Semester

Spring

Date of Graduation

2011

Document Type

Dissertation

Degree Type

PhD

College

Eberly College of Arts and Sciences

Department

History

Committee Chair

Kenneth Fones-Wolf

Abstract

Colonial New England fathers normally launched sons' careers, often aided by other male relatives. However, economic developments in the early American republic rendered sons' expectations less sure even as Americans began celebrating the concept of the self-made man and pressured young men to distinguish themselves. Even worse, they asserted that success or failure signaled more about the man than about his particular circumstances. This study delves into some close male relationships through which were negotiated these tensions between cultural expectations and reality. Scholars describe the rise of a distinctly Northern, middle-class manhood, but this project isolates how the relationships that undergirded it functioned for individual men propelled toward imagined opportunities in the emerging West, where the fabled "Yankee go-ahead" might achieve its purest expression. It corrects an overemphasis on Eastern urban centers and also challenges a prevailing view that a cultural celebration of individualism reflecting broad changes underway was exemplified by hordes of ambitious, competitive young men eager to try their hands at self-fashioning.
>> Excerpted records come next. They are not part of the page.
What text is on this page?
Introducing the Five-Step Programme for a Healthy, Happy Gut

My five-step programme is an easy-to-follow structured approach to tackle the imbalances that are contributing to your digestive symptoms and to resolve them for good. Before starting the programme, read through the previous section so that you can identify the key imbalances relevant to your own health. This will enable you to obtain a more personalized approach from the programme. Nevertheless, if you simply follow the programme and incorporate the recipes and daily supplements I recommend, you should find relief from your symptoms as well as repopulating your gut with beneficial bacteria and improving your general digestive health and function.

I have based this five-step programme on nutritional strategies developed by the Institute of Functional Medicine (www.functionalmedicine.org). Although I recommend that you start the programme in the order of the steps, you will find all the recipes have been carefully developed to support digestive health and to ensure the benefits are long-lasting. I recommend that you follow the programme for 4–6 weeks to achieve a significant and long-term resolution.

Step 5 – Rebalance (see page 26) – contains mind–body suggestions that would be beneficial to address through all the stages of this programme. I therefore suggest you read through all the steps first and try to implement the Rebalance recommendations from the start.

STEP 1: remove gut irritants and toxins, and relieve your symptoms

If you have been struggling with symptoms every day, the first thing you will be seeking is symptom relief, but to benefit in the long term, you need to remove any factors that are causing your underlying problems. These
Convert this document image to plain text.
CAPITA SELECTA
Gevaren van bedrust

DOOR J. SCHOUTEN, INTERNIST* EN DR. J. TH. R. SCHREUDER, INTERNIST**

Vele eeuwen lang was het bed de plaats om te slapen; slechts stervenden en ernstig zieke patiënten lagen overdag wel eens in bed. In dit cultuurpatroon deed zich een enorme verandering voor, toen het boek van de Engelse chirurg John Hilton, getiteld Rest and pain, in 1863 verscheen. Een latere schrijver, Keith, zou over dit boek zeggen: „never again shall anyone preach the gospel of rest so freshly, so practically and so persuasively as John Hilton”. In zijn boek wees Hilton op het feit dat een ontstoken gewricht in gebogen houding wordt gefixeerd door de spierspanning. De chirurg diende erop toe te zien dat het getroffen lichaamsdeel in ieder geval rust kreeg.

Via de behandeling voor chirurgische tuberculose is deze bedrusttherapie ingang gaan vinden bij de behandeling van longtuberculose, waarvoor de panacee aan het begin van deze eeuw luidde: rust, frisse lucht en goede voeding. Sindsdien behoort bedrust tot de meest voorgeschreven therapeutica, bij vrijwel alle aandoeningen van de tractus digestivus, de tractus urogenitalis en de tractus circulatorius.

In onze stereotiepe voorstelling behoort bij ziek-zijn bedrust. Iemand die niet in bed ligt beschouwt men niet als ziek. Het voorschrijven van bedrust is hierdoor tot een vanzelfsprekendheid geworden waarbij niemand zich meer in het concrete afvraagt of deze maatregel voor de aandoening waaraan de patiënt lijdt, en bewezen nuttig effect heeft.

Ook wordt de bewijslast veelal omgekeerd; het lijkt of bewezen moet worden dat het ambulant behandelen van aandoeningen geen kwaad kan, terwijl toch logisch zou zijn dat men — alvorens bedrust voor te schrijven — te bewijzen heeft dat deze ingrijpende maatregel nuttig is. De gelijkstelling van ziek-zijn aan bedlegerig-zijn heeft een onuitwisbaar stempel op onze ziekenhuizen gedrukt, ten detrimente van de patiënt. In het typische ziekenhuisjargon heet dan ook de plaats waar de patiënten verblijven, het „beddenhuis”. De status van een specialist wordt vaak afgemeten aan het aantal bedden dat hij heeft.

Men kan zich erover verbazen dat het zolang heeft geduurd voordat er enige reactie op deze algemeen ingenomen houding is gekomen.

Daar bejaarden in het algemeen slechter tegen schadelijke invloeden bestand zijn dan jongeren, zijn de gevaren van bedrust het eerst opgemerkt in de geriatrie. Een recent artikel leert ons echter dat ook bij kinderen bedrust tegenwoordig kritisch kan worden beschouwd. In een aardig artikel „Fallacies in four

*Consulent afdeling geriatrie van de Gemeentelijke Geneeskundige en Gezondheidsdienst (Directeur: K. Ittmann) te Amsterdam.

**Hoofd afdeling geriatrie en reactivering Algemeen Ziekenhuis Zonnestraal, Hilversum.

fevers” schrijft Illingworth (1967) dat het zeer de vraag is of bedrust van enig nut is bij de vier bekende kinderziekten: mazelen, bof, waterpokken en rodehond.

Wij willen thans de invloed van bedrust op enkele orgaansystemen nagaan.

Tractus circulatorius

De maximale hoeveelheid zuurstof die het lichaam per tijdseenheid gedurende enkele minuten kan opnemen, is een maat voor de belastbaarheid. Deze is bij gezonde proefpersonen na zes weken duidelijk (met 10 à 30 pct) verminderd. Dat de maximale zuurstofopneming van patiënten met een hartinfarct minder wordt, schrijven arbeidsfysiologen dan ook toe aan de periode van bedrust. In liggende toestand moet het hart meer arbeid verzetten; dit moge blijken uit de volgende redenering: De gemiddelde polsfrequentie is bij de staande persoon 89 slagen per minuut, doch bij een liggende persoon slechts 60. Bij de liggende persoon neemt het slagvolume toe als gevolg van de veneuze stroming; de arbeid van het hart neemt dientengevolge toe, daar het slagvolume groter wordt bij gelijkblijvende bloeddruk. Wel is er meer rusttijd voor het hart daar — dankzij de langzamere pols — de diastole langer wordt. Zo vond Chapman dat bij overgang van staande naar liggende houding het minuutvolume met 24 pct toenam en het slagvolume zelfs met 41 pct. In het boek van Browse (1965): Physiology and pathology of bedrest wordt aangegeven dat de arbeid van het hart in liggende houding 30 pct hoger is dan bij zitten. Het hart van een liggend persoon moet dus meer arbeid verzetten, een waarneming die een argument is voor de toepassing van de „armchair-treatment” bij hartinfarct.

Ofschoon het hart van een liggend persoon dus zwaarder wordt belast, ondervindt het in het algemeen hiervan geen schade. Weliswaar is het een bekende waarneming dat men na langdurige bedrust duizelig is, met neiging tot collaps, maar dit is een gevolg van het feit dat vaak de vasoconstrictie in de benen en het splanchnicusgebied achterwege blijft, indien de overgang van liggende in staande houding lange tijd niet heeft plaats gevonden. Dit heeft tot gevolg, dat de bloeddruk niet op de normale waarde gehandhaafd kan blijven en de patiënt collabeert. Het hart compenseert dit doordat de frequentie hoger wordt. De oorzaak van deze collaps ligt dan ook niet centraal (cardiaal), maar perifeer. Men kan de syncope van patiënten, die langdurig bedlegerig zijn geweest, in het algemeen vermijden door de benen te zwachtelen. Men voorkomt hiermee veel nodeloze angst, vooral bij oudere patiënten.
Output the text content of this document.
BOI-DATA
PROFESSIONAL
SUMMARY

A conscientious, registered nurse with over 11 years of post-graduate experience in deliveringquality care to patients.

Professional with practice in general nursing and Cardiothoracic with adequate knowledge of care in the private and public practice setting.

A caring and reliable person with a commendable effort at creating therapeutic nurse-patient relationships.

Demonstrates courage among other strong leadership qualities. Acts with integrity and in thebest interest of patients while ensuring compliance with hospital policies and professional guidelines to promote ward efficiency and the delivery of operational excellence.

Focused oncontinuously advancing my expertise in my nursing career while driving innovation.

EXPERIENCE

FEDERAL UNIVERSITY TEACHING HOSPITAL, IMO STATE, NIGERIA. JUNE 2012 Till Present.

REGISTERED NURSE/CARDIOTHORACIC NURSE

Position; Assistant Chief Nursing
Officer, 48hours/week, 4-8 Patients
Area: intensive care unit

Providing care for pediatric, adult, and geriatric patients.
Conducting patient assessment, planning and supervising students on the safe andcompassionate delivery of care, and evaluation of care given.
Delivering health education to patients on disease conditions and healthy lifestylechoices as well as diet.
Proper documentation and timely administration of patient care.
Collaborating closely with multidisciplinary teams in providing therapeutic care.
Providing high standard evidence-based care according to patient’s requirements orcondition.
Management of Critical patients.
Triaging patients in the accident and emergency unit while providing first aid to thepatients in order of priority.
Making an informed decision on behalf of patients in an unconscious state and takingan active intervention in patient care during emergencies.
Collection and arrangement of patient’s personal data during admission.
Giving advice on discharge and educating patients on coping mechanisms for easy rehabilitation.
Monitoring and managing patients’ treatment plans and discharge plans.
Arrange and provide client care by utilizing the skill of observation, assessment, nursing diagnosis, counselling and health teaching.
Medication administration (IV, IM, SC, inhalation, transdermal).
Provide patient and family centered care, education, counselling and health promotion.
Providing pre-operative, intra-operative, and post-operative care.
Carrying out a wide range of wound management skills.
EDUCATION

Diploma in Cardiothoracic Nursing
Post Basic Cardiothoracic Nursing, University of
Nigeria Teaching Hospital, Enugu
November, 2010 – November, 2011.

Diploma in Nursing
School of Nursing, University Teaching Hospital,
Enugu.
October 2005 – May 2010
If this research is indicative, often a circle of close male associates surrounded and protected aspiring men from suffering the full potential brunt of the competitive marketplace. Three chapters examine case studies involving Northwest Territory Judge John Cleves Symmes, Western Reserve abolitionist Joshua Giddings, and Bleeding Kansas participant Oscar Learnard. All three had New England backgrounds and ideas about what roles close male associates might play in the lives of young men hoping for a launch into adulthood. They also had a boundless supply of ambition and viewed the developing West as the place to unleash it: they were go-ahead men.